Return the mapping from a bus index (solver id) to the column of the Jacobian holding that bus’ unknown. Each call returns an integer array of size n_bus whose entry bus_id is the Jacobian column of the bus’ theta (voltage angle), vm (voltage magnitude) or q (reactive) unknown respectively, or -1 when the bus owns no such unknown.

These are only meaningful for Newton-Raphson solvers (those that build a Jacobian, see get_J()). They mirror the get_J() accessor and let you locate a given bus’ rows/columns inside the augmented Jacobian.

Raises:

RuntimeError – If the active solver does not build a Jacobian.

Note

AlgorithmType.Custom is the enum value assigned to any solver loaded via a plugin. gm.get_solver_type() returns AlgorithmType.Custom whenever the active solver was registered through the plugin mechanism.

Warning

The plugin (.so / .dll) must be compiled against the same version of lightsim2grid headers that is installed at runtime. ABI mismatches (different BaseAlgo layout, different Eigen version) will cause undefined behaviour or a load-time error.

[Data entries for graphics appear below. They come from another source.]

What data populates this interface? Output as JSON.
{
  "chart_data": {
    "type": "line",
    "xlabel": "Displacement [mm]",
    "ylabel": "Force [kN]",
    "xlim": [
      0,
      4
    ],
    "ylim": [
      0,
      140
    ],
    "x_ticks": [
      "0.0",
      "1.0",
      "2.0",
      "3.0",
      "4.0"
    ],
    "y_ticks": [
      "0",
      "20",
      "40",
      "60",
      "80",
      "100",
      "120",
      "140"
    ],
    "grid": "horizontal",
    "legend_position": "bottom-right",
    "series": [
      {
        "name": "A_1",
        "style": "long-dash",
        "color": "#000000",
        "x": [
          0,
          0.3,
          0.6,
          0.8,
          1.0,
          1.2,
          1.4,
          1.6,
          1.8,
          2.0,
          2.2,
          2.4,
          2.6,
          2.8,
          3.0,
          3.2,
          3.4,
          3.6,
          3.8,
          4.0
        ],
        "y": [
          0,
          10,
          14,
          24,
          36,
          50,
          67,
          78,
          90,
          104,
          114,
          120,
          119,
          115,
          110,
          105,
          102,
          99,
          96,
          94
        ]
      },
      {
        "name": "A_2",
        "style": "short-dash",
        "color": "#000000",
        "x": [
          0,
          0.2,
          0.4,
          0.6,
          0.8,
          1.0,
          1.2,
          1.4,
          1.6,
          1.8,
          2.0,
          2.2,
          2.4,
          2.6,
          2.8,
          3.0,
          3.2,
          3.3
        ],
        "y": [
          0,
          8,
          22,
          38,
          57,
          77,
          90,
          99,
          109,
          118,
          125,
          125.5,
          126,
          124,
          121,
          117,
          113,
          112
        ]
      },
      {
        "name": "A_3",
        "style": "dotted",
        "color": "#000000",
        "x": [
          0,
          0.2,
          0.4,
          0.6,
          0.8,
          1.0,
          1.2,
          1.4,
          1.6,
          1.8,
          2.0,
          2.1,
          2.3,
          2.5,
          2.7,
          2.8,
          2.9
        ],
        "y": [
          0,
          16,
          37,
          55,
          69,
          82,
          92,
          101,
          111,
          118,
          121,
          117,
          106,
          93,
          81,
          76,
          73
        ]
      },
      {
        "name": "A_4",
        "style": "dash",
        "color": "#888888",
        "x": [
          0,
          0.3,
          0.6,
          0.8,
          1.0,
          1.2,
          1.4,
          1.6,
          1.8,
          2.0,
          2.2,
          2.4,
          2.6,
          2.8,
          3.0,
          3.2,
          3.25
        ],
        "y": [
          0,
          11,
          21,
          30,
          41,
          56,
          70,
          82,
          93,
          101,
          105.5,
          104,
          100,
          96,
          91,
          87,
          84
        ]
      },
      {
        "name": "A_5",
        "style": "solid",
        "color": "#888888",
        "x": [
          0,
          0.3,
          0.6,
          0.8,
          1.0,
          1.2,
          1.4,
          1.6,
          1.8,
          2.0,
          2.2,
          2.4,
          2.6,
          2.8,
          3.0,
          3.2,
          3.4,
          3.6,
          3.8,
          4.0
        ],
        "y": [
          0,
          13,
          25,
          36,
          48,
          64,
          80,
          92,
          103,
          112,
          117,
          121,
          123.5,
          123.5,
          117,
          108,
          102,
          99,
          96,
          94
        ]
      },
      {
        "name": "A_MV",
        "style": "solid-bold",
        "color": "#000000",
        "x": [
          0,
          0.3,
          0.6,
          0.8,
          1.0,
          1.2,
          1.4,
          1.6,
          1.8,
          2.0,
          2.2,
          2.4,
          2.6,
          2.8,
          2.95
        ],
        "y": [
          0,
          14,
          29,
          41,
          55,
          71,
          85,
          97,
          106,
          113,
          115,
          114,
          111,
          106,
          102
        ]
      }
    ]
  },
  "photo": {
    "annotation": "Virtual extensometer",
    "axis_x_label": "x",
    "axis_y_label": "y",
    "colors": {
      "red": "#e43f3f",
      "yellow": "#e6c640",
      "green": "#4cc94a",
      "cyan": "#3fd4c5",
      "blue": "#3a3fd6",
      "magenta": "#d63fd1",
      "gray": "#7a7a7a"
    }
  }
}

On Windows the plugin also links against lightsim2grid_cpp.lib. This import library must match the lightsim2grid_cpp.pyd that will be loaded at runtime — i.e. both must come from the same lightsim2grid build.

Worked example (examples/external_algorithm/)

A minimal but complete example lives in the repository under examples/external_algorithm/. It implements DummyExternalAlgo: an AC solver that always “converges” on the first call by returning the initial voltage vector unchanged — useful as a smoke test for the plugin mechanism.

Build and run (after pip install lightsim2grid):

LS2G_CMAKE=$(python -c "import lightsim2grid; print(lightsim2grid.get_cmake_dir())")
cd examples/external_algorithm
cmake -S . -B build -DLIGHTSIM2GRID_CMAKE_DIR="$LS2G_CMAKE"
cmake --build build
python test_plugin.py

Or from the source tree without a pip install:

cd examples/external_algorithm
cmake -S . -B build   # falls back to ../../src/core and ../../eigen
cmake --build build
python test_plugin.py

Expected output:

Plugin loaded successfully.
Registered solvers: ['DC', 'DummyExternal', 'FDPF_BX_SparseLU', ...]
change_algorithm('DummyExternal') OK  solver type is Custom as expected.
All checks passed.

The automated regression test is in lightsim2grid/tests/test_solver_registry.py, class TestPluginLoading. It is skipped automatically when the example plugin has not been built, and passes once the .so is present.